What’s more, the law could allow victims to be financially compensated for things like the pollution of rivers used for fishing or the destruction of spiritually significant land. Other courts have also done this. awarded compensationfor similar harms: like to the Saramaka Indigenous group in Surinamefor the loss or disruption of their spiritual connections to their territory, marred through logging.
Locals could have access to clean water and food as well as an income stream that is sustainable from the local economy through compensations. The ICC – through its associated body, the Trust Fund for Victims – has previously supportedTraining in beekeeping and tree planting in Northern Uganda to aid victims of the conflict between the Lord’s Resistance Army and national authorities earn money.
The ICC could also investigate symbolic reparations. This could involve the convicted person publicly apologising and acknowledging the suffering they’ve caused. This may not be as valuable as offering money or other support to victims. It might help to recognize the loss and make ecocide an international crime.
Take inspiration from the environment peacebuilding efforts around the world, symbolic reparations could include creating restorative memorial parks, or “peace parks”. These could be used as memorials by communities in need, and to support local conservation efforts.
Going further, the ICC might consider awarding even more “transformative reparations” that challenge social inequality. These could be designed so that marginalised communities have more control over the management of natural resources.

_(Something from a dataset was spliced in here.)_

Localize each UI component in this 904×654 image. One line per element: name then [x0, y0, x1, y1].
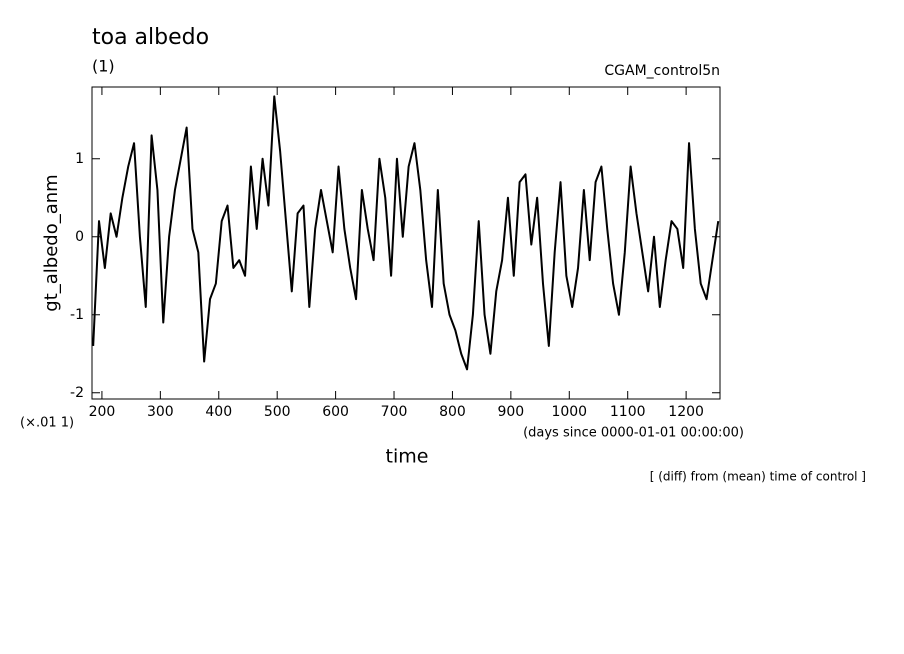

A type of transformative reparation is a “guarantee of non-repetition”, designed to stop similar crimes from happening again. The ICC is an example of this in Mali. requestedTo prevent future attacks, the Trust Fund for Victims and the Mali government collaborate to ensure that this happens. Timbuktu’s protected cultural heritage.
In the contexts of ecocide, ensuring non-repetition could mean training local people in environmental protection or strengthening weak environmental regulations. These larger goals would require support from the government or corporations and would need to be linked to the crimes committed by the convicted.
This highlights a crucial limitation of ICC: It is constrainedin what it can do by itself. It is possible to achieve meaningful environmental restoration after ecocide if there are many participants, including corporations and national governments, which may not be willing or able to cooperate. And since the ICC doesn’t hold jurisdiction over corporations, it can’t demand broader changes in corporate practices that may be causing environmental harm.
However, the ICC can still be involved in the fight against ecological justice. This allows us to consider ecocide as the life-alteringIt is a crime that can be extremely destructive. Faced with a climate crisis, and an age of mass extinction, we must use all the tools in our arsenal – including law – to protect and repair the natural world.